Soon after I was born I was put with many other brass rods into a dark box, and nailed in very tightly; for I heard one of the workmen say that I was to take a very long journey over sea and land. There was fortunately a hole in my box, and looking I saw that we were first put on a train, and then carried into the hold of a big ship. Soon after we were all packed carefully and tightly in the hold, the steamer began to move, and we could hear the creaking of the rigging and the rattling of the racing engines, and feel the pitching and rolling of the great steamer itself.

I felt very glad when the pitching and rolling stopped, and the cover was taken from the hold, and the beautiful sunshine came streaming in, making the rats scurry off with their young to dark corners and cracks.

Just then we heard the bang of a cannon and the shrill scream of a whistle; and, wondering what was going to happen next, we heard the babble of many voices, and the patter of naked feet along the deck; and a voice shouted; “There, our gang is complete. We don’t want any more, and the sooner you others get over the side into your canoes, the better for your health.”

I heard an old palm-oil barrel who had taken this journey many times remark to a new one: “We are now off the Kroo Coast, West Africa, and have taken on Kroo boys[[3]] to work the cargo and keep the decks clean. That bang of the cannon was to call them, and the whistle was to hurry them.”
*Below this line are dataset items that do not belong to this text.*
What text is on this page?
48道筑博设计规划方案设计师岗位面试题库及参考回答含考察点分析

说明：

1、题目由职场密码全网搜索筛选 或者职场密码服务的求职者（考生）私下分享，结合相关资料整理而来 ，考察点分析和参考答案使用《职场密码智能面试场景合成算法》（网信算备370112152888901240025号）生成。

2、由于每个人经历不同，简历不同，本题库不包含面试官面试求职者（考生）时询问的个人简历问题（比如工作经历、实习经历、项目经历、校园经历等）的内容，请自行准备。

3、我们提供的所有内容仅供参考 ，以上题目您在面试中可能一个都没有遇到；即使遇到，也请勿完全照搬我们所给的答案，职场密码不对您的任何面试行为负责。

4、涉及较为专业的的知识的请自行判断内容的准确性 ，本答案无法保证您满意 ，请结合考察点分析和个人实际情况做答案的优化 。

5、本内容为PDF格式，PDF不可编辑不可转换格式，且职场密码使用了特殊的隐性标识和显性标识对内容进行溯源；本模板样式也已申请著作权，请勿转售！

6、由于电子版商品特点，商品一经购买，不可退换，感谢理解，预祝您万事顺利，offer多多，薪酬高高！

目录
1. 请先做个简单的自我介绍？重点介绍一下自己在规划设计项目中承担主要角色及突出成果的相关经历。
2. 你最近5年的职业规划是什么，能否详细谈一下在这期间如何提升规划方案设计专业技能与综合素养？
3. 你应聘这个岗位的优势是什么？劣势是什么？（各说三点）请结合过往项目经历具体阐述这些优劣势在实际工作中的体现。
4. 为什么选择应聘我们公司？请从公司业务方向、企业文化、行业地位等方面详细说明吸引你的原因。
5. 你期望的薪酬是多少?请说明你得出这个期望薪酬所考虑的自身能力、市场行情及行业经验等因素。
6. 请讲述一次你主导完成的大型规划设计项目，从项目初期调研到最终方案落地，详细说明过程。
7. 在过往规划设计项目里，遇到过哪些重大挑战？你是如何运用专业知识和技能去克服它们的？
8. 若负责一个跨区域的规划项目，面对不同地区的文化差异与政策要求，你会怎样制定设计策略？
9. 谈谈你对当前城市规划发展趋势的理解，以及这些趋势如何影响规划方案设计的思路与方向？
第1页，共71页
I do not know how many Kroo boys we engaged; but they were very noisy, and gave us many a sleepless night. At four o’clock in the morning, while we were at sea, they began to rub the decks with stones and scrape the ironwork with knives, talking incessantly all the time; but when we were in port it was worse, for they not only worked the winches right over our heads from early morn till late at night, but they came down into the hold, turned us over and pitched us about so that if I had not had a good wooden box round me I should have been badly bent and bruised. Some of my friends were smashed to pieces, and some bales I knew received deep gashes in their sides, and others I never saw again.

It was a sad journey, full of partings, for those Kroo boys never came into our hold without tying up some of my friends, and we saw them for a moment hoisted into the air, and over the side they went, into what?--I knew later, but not then.

What curious names those Kroo boys had! Some of them still linger in my memory, such as: Peasoup, Teacup, Bottle-of-Beer, Brass-pan, Top-hat, Kettle, Arm-chair, Pen-and-ink, Kiss-me-quick, Flower-vase, Napoleon-Buonaparte, and Duke-of-Wellington.[[4]] I learned afterwards that the reason why they had these names was that their white masters, not being able to pronounce their proper country names when they first engaged them, gave them any name that happened to come into their heads at the moment, and such names stuck to them all the days of their service on the coast. It was amusing to hear these names called, or, when one was asked his name, to hear him answer: “Me, massa, me be Bottle-of-Beer.”

The Kroo boys good-humouredly retaliated by giving their masters names that picturesquely described any peculiarities they observed in them. One they called Big-nose, another Skinny-legs, another Long-legs, and a fourth Bald-head. There was more appropriateness in the names they gave their masters than the names they received from them.

About seven weeks after we started my box was tied with others, hoisted into the air, and thrown over the side of the ship into a big boat, and we were rowed ashore and landed at Banana. As we were going a Kroo boy spied me through my peephole, and tried hard to drag me out of my comfortable resting-place; but I clung tightly to the others, and thus successfully resisted his attempts to steal me. I soon found myself in a large store filled with huge piles of boxes, bales, and crates, and long rows of large bottles filled with rum and other fiery waters.

After a few days a white man came into our store, and, sorting out a large number of cases, bales and bottles, sent them away on the heads and shoulders of Kroo boys. For two days they were carrying out loads as quickly as they could, and just as I was thinking that I should not be disturbed a Kroo boy came and lifted my box in his strong arms, and, carrying me across the busy, sunlit yard, threw me with much force on the deck of a steamer, and I became unconscious.